Going back further to the late 1960s and through the 1970s, unions were filing nearly 8,000 petitions a year. Compare that to today’s numbers which have leveled out at about 1,500, and you can see what’s happening. Beyond the clear picture of less and less union organizing activity, there is strong anecdotal evidence of decline. Here are a few of my observations:

· Over the last ten years most private sector local unions are down in membership in northern Illinois about 30%, many locals far more than that.

· Many local unions have been forced to merge to stay alive.

· Union business agents are stretched thin and their major focus is contract administration and negotiations. They don’t have time for organizing. It’s a vicious circle – the local doesn’t have a budget for paid organizers and because they don’t have organizers their income is going down.

· Even if a union can win an NLRB election, it is very hard for them to get that first contract. A high percentage of union election wins end with the union walking away without a contract or a decertification.
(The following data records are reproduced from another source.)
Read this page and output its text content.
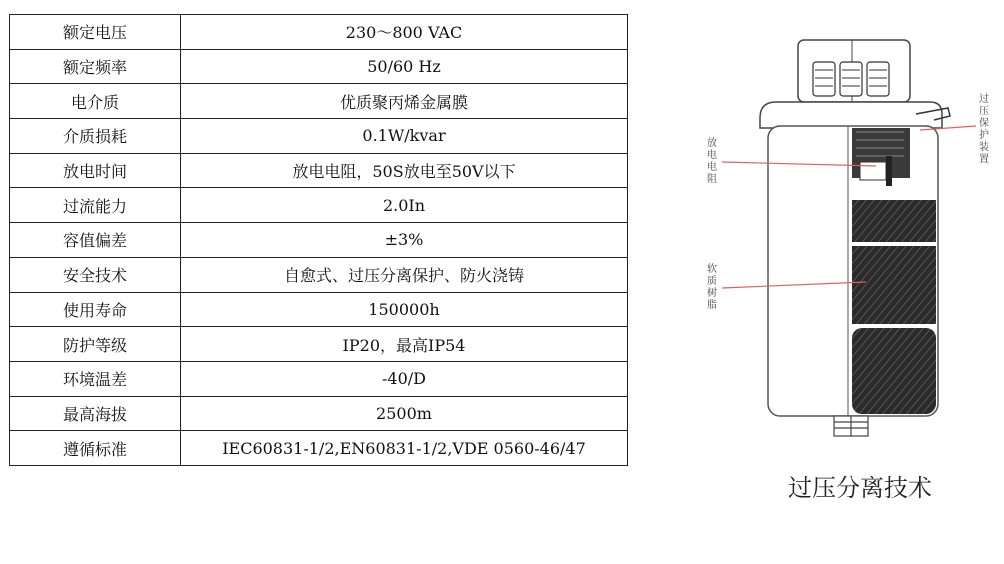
额定电压	230～800 VAC
额定频率	50/60 Hz
电介质	优质聚丙烯金属膜
介质损耗	0.1W/kvar
放电时间	放电电阻，50S放电至50V以下
过流能力	2.0In
容值偏差	±3%
安全技术	自愈式、过压分离保护、防火浇铸
使用寿命	150000h
防护等级	IP20，最高IP54
环境温差	-40/D
最高海拔	2500m
遵循标准	IEC60831-1/2,EN60831-1/2,VDE 0560-46/47
放电电阻
过压保护装置
软质树脂
过压分离技术
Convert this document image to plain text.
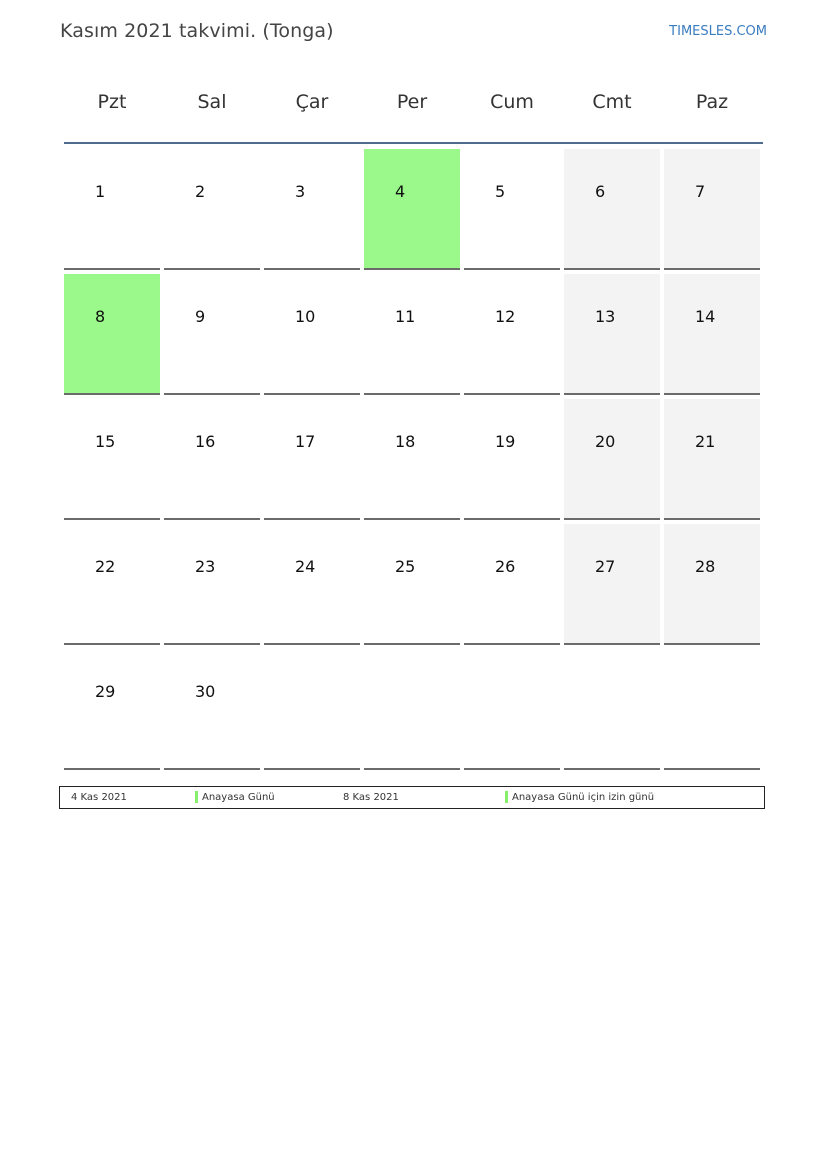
Kasım 2021 takvimi. (Tonga)	TIMESLES.COM
Pzt	Sal	Çar	Per	Cum	Cmt	Paz
1	2	3	4	5	6	7
8	9	10	11	12	13	14
15	16	17	18	19	20	21
22	23	24	25	26	27	28
29	30
4 Kas 2021	Anayasa Günü	8 Kas 2021	Anayasa Günü için izin günü
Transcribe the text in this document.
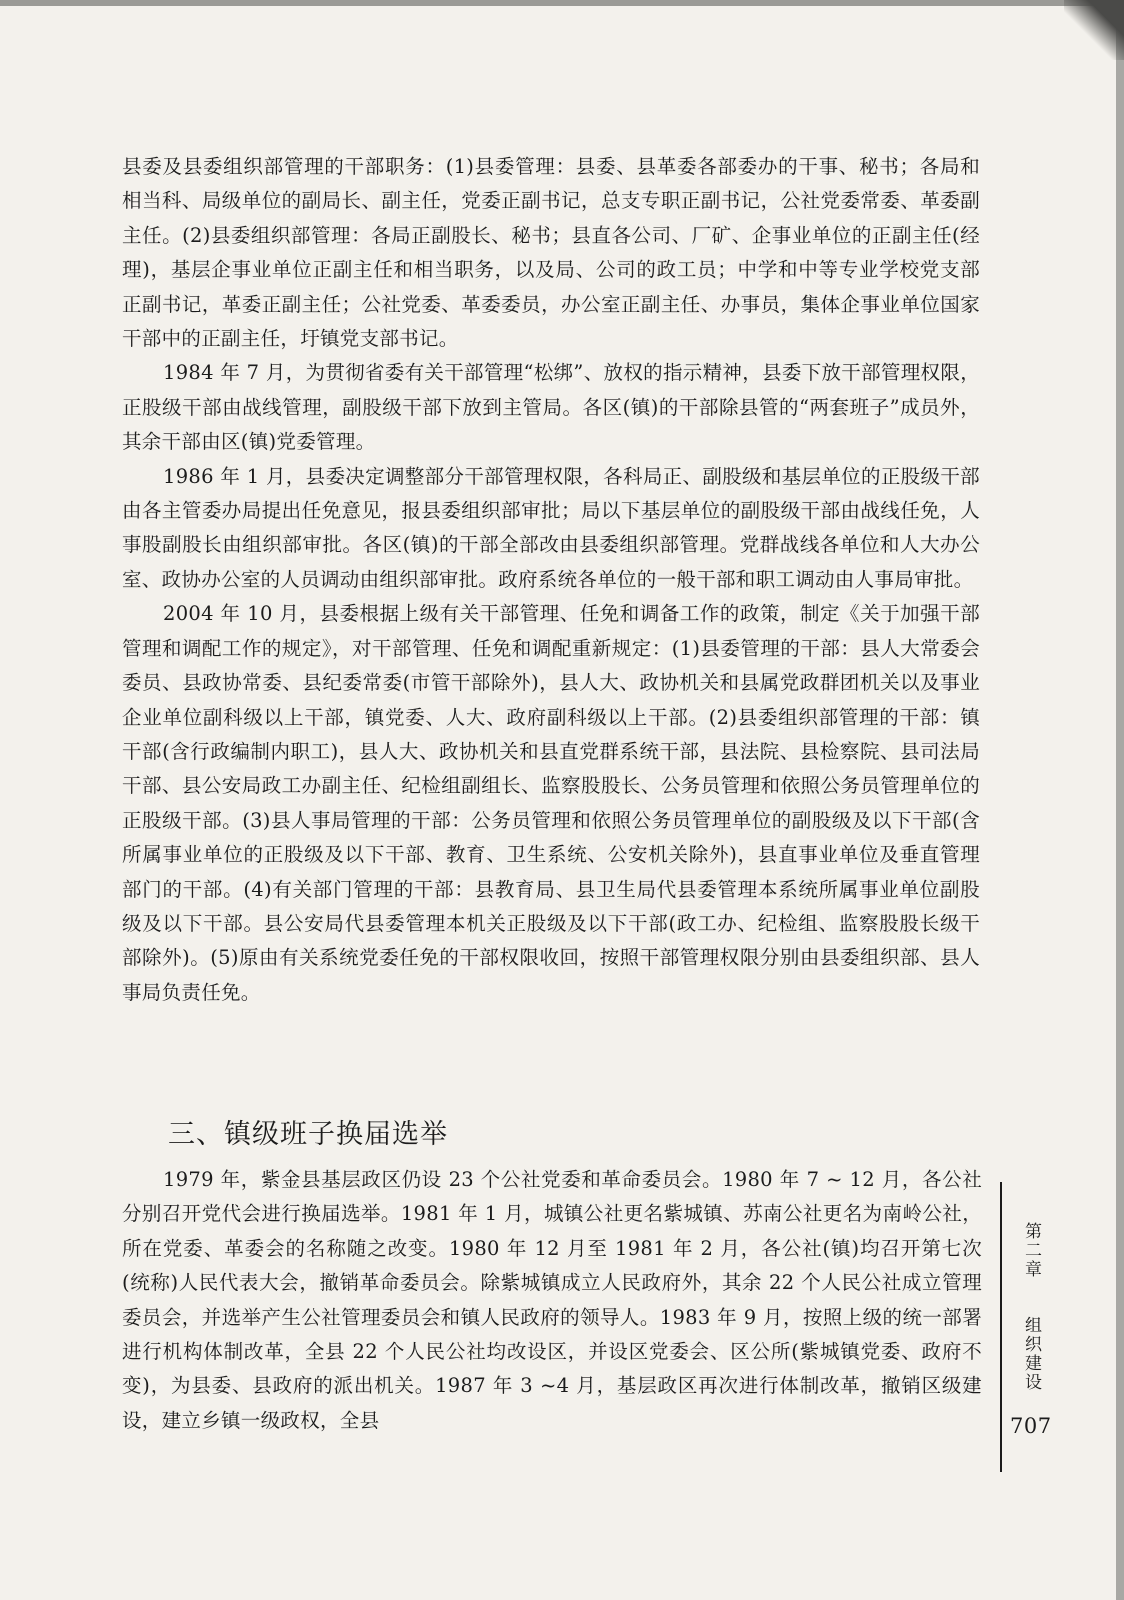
县委及县委组织部管理的干部职务：(1)县委管理：县委、县革委各部委办的干事、秘书；各局和相当科、局级单位的副局长、副主任，党委正副书记，总支专职正副书记，公社党委常委、革委副主任。(2)县委组织部管理：各局正副股长、秘书；县直各公司、厂矿、企事业单位的正副主任(经理)，基层企事业单位正副主任和相当职务，以及局、公司的政工员；中学和中等专业学校党支部正副书记，革委正副主任；公社党委、革委委员，办公室正副主任、办事员，集体企事业单位国家干部中的正副主任，圩镇党支部书记。

1984 年 7 月，为贯彻省委有关干部管理“松绑”、放权的指示精神，县委下放干部管理权限，正股级干部由战线管理，副股级干部下放到主管局。各区(镇)的干部除县管的“两套班子”成员外，其余干部由区(镇)党委管理。

1986 年 1 月，县委决定调整部分干部管理权限，各科局正、副股级和基层单位的正股级干部由各主管委办局提出任免意见，报县委组织部审批；局以下基层单位的副股级干部由战线任免，人事股副股长由组织部审批。各区(镇)的干部全部改由县委组织部管理。党群战线各单位和人大办公室、政协办公室的人员调动由组织部审批。政府系统各单位的一般干部和职工调动由人事局审批。

2004 年 10 月，县委根据上级有关干部管理、任免和调备工作的政策，制定《关于加强干部管理和调配工作的规定》，对干部管理、任免和调配重新规定：(1)县委管理的干部：县人大常委会委员、县政协常委、县纪委常委(市管干部除外)，县人大、政协机关和县属党政群团机关以及事业企业单位副科级以上干部，镇党委、人大、政府副科级以上干部。(2)县委组织部管理的干部：镇干部(含行政编制内职工)，县人大、政协机关和县直党群系统干部，县法院、县检察院、县司法局干部、县公安局政工办副主任、纪检组副组长、监察股股长、公务员管理和依照公务员管理单位的正股级干部。(3)县人事局管理的干部：公务员管理和依照公务员管理单位的副股级及以下干部(含所属事业单位的正股级及以下干部、教育、卫生系统、公安机关除外)，县直事业单位及垂直管理部门的干部。(4)有关部门管理的干部：县教育局、县卫生局代县委管理本系统所属事业单位副股级及以下干部。县公安局代县委管理本机关正股级及以下干部(政工办、纪检组、监察股股长级干部除外)。(5)原由有关系统党委任免的干部权限收回，按照干部管理权限分别由县委组织部、县人事局负责任免。

三、镇级班子换届选举

1979 年，紫金县基层政区仍设 23 个公社党委和革命委员会。1980 年 7 ~ 12 月，各公社分别召开党代会进行换届选举。1981 年 1 月，城镇公社更名紫城镇、苏南公社更名为南岭公社，所在党委、革委会的名称随之改变。1980 年 12 月至 1981 年 2 月，各公社(镇)均召开第七次(统称)人民代表大会，撤销革命委员会。除紫城镇成立人民政府外，其余 22 个人民公社成立管理委员会，并选举产生公社管理委员会和镇人民政府的领导人。1983 年 9 月，按照上级的统一部署进行机构体制改革，全县 22 个人民公社均改设区，并设区党委会、区公所(紫城镇党委、政府不变)，为县委、县政府的派出机关。1987 年 3 ~4 月，基层政区再次进行体制改革，撤销区级建设，建立乡镇一级政权，全县

第二章
组织建设
707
· Decertifications are up, and this includes many long standing labor contract relationships.

Organized labor thought they would get help from the Obama administration and desperately wanted card check (Employee Free Choice Act). They didn’t get it. The relatively minimal NLRB rule changes such as the new ambush election rules are too little, too late.

Private sector unions will be with us for quite a while yet. They are down but not out. Look for more aggressive political activity to further their cause with such strategies as project labor agreements, prevailing wage laws, laws to restrict management-side attorneys and consultants, and restrictive licensing. Maybe they will get their much sought-after card check legislation, and that is something that could bring them back.